Les quatre mélodies restantes évoquent toutes l’enfance d’une manière ou d’une autre. Le Chapelier de Satie, de ses Trois Mélodies, est fondé, pour ce qui est du texte, sur l’interprétation que donne René Chalupt du thé chez le chapelier fou dans Alice au pays des merveilles et, pour la musique, sur un thème de Mireille de Gounod. C’est une combinaison singulière, mais avec un potentiel comique que Satie ne manqua pas de voir. Les Trois Chansons de la Petite Sirène de Honegger étaient destinées à une pièce pour marionnettes tirée de La Petite Sirène d’Andersen, ce qui explique sans nul doute leur toute petite taille. Malgré tout, l’étrange chant de la sirène, la berceuse avec son doux balancement et la vilaine comptine sont très habilement écrits. Brezairola, une autre berceuse, est l’une des pièces les plus irrésistibles parmi les nombreux arrangements de chants populaires séduisants, quoi qu’un peu trop enjolivés, réunis dans les Chants d’Auvergne de Canteloube. La Souris d’Angleterre provient de la série de douze Chansons du Monsieur Bleu de Rosenthal – « Monsieur Bleu » étant le compositeur lui-même, qui tenait à porter un costume bleu roi très voyant et reçut donc ce surnom du jeune fils de son librettiste Nino (pseudonyme de Michel Veber). Cette mélodie beaucoup moins connue forme cependant une belle conclusion aux thèmes des animaux et de l’enfance de cette anthologie.
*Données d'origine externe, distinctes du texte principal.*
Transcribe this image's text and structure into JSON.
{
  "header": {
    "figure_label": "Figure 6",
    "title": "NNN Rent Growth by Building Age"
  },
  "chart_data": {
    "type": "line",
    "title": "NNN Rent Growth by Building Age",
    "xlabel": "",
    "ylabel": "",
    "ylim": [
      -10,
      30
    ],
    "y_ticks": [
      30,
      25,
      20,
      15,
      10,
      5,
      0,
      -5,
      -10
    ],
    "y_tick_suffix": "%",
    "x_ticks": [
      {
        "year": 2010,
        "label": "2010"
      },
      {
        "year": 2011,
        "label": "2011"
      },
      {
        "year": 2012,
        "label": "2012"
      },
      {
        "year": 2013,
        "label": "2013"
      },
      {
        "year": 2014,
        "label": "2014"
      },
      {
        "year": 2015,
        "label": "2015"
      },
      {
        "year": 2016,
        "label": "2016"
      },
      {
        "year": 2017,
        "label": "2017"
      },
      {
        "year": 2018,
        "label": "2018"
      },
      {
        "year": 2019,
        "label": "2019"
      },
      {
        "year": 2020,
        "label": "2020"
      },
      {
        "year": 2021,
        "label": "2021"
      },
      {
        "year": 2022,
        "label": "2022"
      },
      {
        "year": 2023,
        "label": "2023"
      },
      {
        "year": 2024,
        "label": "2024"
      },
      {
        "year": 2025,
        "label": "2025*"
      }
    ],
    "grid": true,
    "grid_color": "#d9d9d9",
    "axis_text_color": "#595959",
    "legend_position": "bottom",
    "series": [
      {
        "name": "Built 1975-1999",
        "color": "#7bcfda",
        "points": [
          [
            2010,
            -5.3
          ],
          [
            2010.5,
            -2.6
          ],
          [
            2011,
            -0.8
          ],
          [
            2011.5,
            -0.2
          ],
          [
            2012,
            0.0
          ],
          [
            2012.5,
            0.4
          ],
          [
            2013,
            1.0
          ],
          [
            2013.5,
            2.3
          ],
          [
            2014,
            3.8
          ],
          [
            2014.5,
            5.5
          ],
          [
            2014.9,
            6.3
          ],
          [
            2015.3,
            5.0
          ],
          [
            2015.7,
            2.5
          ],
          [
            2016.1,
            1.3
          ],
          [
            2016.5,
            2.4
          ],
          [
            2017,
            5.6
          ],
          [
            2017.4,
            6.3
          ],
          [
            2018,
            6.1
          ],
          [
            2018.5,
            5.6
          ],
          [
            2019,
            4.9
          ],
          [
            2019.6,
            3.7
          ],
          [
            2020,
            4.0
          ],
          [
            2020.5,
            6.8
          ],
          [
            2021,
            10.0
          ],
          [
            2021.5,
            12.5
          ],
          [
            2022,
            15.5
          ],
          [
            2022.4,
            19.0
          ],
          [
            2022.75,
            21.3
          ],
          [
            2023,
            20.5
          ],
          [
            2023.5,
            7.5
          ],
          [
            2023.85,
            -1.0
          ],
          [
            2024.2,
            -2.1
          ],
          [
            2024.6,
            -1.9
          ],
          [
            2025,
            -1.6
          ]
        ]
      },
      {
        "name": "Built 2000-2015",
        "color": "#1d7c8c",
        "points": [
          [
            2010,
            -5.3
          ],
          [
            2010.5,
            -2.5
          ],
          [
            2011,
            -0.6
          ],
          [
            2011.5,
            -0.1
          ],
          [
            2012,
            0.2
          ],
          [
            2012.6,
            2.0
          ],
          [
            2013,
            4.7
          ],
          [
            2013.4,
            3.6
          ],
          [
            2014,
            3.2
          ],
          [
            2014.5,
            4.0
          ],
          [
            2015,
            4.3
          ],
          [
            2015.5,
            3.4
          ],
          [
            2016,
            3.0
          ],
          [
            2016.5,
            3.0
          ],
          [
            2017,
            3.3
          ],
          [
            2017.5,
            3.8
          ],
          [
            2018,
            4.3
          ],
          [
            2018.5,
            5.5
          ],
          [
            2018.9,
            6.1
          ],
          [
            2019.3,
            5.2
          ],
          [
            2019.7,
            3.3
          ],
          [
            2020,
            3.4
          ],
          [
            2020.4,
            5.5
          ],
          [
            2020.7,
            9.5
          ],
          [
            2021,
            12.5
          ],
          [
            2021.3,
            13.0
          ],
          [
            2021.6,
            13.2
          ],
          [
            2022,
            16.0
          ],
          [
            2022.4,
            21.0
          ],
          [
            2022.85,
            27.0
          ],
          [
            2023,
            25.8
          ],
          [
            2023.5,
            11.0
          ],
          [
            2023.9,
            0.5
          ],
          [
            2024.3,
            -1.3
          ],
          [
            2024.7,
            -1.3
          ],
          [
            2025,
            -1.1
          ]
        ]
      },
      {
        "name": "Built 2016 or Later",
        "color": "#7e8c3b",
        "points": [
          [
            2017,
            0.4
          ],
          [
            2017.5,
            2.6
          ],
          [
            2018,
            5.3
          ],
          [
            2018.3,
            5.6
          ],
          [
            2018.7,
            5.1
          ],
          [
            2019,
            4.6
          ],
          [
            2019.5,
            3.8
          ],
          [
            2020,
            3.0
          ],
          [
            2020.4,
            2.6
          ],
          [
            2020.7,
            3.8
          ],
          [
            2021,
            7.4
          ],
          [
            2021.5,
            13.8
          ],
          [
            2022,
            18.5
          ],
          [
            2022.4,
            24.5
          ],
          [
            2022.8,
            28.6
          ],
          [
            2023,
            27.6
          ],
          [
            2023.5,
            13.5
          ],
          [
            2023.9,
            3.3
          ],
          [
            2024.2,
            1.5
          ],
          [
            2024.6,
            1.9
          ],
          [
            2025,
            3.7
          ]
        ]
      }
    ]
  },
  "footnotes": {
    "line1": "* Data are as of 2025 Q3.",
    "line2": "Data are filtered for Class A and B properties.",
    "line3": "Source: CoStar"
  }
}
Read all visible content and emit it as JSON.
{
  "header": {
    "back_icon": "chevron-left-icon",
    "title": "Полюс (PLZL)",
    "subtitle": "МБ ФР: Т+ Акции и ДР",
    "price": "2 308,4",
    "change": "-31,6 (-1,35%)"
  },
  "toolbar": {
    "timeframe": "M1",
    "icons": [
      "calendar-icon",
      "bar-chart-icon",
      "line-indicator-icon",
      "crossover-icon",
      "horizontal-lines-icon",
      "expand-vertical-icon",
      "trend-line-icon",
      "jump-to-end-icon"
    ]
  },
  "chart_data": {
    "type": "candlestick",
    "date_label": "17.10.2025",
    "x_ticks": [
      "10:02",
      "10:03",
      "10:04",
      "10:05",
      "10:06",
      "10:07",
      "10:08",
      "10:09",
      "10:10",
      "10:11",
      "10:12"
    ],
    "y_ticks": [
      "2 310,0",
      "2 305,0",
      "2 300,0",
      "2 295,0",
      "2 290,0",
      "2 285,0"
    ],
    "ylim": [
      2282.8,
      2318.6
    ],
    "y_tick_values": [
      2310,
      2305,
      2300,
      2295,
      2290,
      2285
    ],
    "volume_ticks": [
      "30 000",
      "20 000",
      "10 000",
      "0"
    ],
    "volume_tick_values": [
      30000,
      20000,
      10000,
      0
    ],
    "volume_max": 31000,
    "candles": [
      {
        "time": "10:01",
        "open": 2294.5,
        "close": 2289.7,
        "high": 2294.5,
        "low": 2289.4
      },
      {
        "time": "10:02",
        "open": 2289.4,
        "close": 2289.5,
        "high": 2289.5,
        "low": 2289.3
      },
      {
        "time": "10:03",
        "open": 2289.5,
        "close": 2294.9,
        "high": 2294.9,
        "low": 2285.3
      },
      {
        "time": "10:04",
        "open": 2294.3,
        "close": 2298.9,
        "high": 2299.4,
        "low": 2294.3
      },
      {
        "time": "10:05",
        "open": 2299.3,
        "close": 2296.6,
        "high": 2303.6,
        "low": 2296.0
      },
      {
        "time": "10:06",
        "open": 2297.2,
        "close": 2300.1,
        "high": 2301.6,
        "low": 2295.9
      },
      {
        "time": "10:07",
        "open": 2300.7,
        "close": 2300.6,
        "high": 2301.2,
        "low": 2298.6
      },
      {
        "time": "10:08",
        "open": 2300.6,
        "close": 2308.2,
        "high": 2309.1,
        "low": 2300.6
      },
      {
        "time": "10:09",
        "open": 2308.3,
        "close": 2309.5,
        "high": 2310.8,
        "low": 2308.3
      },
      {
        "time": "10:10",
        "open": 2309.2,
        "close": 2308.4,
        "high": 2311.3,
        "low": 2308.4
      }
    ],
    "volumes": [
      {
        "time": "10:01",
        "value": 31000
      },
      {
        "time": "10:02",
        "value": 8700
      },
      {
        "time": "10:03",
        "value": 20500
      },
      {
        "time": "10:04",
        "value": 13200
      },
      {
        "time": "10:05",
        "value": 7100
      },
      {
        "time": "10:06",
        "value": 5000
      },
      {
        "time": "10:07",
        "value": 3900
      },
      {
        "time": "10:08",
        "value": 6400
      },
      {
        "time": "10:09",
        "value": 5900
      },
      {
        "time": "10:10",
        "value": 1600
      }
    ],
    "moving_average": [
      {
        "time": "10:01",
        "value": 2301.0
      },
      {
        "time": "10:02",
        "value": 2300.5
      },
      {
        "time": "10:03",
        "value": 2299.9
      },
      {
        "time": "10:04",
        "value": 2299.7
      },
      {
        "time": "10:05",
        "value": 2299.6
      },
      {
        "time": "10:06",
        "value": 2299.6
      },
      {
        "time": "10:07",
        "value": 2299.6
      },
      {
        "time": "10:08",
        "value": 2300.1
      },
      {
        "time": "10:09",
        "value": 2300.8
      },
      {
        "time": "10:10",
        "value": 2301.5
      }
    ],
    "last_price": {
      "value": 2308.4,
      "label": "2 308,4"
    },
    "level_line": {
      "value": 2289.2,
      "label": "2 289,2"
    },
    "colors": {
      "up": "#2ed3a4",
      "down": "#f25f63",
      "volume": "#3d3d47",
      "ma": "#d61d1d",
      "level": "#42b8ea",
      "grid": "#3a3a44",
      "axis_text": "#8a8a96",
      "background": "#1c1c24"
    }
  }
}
Brillante et spirituelle dans le langage qu’elle adopte, passant d’une danse de music-hall à une brève parodie de déploration funèbre, elle témoigne d’un métier digne d’un élève et ami de Ravel.
La Dame de Monte-Carlo de Poulenc est dans une catégorie à part. Loin d’être une mélodie – elle fut à l’origine écrite pour voix et orchestre –, l’œuvre est en réalité plus proche de l’opéra, du fait de sa ressemblance avec La Voix humaine. Comme La Voix humaine, elle est fondée sur un monodrame de Jean Cocteau et centrée sur une femme au bord de la dépression. Selon le compositeur, c’est l’histoire d’une vieille aventurière à Monte-Carlo qui, ayant tout perdu, se jette à la mer. À la différence de La Voix humaine, toutefois, La Dame de Monte-Carlo n’a pas de dimension scénique, ce qui est la seule raison pour laquelle, avec le besoin d’éviter la monotonie, Poulenc essaya, comme il dit, de donner une couleur différente à chaque strophe du poème : tristesse, fierté, lyrisme, violence et sarcasme. À la fin, une tendresse malheureuse et un plouf dans la mer. L’une de ses sonorités les plus émouvantes est la dissonance sèche du piano qui marque la fin de la toute dernière des œuvres vocales de Poulenc.